Porting windspeed.app to Go

I’ve been running a small web service that adds weather details to Strava activities for the past year or so. It’s a super simple Python/Flask app that I actually just forked from Yuriy Volodin, made a couple changes, and deployed it with Railway.app. It’s been working without incident ever since.

example weather stamp from windspeed.app

The Railway.app experience has been great and I really like the platform, but it’s the wrong tool for the job. Even Though there are about 200 active subscribers using the service, having a dedicated server that’s running continuously is a bit much.

I decided to refactor it into a serverless architeture that now runs on Netlify and connects to a CockroachDB sql database. Since Netlify doesn’t support Python based serverless functions I decided to teach myself Go. I’ve been using Python basically every day for over a decade now and it recently dawned on me that I’m really tired of it. Overall I was really impressed with Netlify. Actually, the whole Netlify/Go/serverless experience has been really enjoyable. I’m clearly not a web developer, but I practically fell into a working solution within the span of a weekend.

Throughout this migration, I ended up reading two books: Learning Go: An Idiomatic Approach and Cloud Native Go. I only got about half way through the latter since many of the patterns are overkill for this, but they were both pretty good. So far, Go has been a great distraction. It maintains the readability of Python while keeping all the things I like about C.
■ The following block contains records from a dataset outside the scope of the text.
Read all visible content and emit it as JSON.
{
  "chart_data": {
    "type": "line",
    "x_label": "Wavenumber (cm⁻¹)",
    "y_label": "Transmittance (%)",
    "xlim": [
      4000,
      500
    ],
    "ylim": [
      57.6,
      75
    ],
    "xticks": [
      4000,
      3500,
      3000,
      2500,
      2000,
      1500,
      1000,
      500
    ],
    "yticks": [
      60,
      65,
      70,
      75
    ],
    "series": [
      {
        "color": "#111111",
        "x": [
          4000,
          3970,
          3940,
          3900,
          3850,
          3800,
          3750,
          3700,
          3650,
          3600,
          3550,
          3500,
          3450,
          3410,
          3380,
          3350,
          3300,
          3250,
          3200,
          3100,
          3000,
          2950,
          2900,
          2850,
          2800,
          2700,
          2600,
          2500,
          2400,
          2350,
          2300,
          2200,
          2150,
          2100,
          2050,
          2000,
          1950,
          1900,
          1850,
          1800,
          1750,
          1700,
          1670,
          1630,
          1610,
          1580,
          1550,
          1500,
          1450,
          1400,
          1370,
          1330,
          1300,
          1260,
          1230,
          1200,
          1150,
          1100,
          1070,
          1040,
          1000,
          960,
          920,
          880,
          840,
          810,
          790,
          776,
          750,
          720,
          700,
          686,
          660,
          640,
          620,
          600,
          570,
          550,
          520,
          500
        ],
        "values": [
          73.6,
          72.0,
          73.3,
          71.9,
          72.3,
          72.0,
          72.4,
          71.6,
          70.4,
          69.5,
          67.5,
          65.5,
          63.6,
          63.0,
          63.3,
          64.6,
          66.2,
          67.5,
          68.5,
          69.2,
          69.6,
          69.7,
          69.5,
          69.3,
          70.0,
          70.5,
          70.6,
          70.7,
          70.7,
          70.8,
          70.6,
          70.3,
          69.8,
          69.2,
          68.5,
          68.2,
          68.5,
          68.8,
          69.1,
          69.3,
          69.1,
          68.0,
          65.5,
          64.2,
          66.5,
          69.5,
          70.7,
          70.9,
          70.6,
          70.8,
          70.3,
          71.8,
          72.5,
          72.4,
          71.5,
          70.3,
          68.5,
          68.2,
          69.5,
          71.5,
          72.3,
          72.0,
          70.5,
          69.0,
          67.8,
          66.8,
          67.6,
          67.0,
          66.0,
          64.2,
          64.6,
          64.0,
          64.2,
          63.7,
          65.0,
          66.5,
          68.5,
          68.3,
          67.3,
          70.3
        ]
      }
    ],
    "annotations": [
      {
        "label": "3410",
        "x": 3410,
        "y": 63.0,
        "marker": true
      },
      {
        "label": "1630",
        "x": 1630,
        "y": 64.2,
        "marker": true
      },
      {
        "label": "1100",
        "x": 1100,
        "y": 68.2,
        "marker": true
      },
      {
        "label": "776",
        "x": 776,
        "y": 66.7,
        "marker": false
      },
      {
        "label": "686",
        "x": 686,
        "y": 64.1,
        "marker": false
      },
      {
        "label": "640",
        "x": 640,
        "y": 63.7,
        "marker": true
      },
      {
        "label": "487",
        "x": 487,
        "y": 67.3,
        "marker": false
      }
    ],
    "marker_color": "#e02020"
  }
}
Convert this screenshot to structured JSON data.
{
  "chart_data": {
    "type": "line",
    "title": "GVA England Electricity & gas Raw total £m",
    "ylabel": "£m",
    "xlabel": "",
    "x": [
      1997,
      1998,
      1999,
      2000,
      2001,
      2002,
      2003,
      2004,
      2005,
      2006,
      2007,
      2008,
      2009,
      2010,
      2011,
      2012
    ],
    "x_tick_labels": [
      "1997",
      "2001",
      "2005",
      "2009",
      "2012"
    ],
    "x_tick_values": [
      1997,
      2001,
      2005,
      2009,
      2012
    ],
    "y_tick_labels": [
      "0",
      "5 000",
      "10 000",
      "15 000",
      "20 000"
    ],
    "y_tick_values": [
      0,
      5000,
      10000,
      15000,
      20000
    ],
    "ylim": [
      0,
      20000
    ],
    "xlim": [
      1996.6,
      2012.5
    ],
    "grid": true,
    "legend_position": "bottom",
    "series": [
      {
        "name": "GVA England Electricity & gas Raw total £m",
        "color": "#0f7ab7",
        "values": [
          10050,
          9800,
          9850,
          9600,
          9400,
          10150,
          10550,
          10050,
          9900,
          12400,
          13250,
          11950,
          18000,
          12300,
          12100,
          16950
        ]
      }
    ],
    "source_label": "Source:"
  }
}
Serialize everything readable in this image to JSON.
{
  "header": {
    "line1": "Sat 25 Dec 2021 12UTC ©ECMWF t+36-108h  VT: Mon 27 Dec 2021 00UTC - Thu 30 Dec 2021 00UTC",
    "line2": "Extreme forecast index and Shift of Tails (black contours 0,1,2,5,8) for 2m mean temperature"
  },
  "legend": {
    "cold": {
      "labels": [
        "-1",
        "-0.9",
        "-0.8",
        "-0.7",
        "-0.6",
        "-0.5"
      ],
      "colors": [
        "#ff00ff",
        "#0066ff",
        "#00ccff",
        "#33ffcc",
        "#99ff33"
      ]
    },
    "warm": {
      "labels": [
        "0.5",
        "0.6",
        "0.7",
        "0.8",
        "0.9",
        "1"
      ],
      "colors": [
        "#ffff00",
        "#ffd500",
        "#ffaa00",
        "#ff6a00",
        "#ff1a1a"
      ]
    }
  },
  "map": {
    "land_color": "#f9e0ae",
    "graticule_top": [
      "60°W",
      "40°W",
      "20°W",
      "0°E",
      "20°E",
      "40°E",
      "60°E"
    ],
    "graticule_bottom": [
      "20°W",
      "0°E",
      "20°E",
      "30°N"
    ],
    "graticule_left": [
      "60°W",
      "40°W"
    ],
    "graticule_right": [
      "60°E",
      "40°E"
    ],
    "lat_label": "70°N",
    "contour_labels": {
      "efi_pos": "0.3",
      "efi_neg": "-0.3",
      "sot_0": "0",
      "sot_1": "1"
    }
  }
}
Will Go become the Fortran of cloud services?

I certainly hope so! But I obviously can’t speak for the Golang community or maintainers, but from my very limited view, it appears that it could be and that makes me very excited. Why? I like Fortan a lot. I also know that a lot of people who aren’t familiar with Fortran often lump it in with obsolete languages like COBOL. I get why people do that, but it’s not correct. Yes, Fortran is old but its latest stable release was in 2018 and the standard library continues to get regular updates. Also, have you seen the new Fortran package manager? It’s really good! And now, thanks to LLVM you can compile to WebAssembly and run directly in the browser!

So how does this relate to Go? Well, reading through various docs and libraries I would come across statements such as:

It is intended that programs written to the Go 1 specification will continue to compile and run correctly, unchanged, over the lifetime of that specification. At some indefinite point, a Go 2 specification may arise, but until that time, Go programs that work today should continue to work even as future "point" releases of Go 1 arise (Go 1.1, Go 1.2, etc.).

- Go 1 and the Future of Go Programs (source)

Or this (gorilla/csrf):

To me, these statements suggest a much longer planning horizon than what I tend to see in the Python ecosystem, and that’s refreshing. My background is aerospace engineering, but I worked in motorsport and across these two domains, I’ve seen a lot of Fortran. Some of these code bases are older than I am, compile without error and run just fine. Probably the most obvious example is NASTRAN. Originally developed almost 50 years ago, it has since touched just about every aspect of modern life. If you’ve flown in basically any contemporary Boeing aircraft you can thank NASTRAN. At least a few of the rockets which carried the satellites you depend on for data connectivity were designed using NASTRAN. It helped design the Space Shuttle and I’ve seen it used extensively in F1/WEC. The fingerprints of NASTRAN are everywhere. Actually, now that I’m thinking about it, since NASTRAN was built using our tax dollars, it may actually represent one of the best investments we’ve ever made as a country…

And it’s not just NASTRAN, XFOIL and many other simulation codes have enough experimentally verified results they could fill a small library. I’d also be willing to bet that ECHO 1 was also written in Fortran. If you live in the US and checked the weather this morning, odds are those values came from the NOAA UFS weather model which… you get the idea. Fortran may be “old”, but it’s everywhere. Fortran represents code that will compile decades after the last update with minimal fuss.

I’ve gotten a bit carried away, but this is basically a very long winded way of saying that I’m really tired of code rot and dependency management. I’m tired of building things that don’t work a year later. I’ve got a dozen TensorFlow models currently serving production traffic at work and just dealing with those gets annoying. I can’t imagine how much functionality they’ll lose after a few years of neglect, let alone one or more decades. Yes, simulation code is completely different than stuff written for the internet but those statements and others like it capture some of the qualities that I think makes Fortran useful and relevant today. If Fortran is the backbone of scientific computing, Go may very well become the backbone of web services.

ChatGPT / Bard

Throughout the process of teaching myself Go and building out this project, I’ve been playing around with ChatGPT and Google’s lesser known alternative; Bard. Nothing I’m doing is terribly complex, but getting a second (or third) opinion has been fun. I’ll occasionally get the hallucinated nonexistent method, but overall the experience has been both positive and surprising. I know that we’re currently in the MNIST stages of LLMs but given their overall simplicity, the end result is nothing short of remarkable. For instance, to create a top tier LLM, you need the following:

That’s it. LLMs are simpler than the hardware they run on! If LLMs are to NLP what CNNs where to traditional CV (HOGs, edge detection, etc…) we might be in for an exciting ride!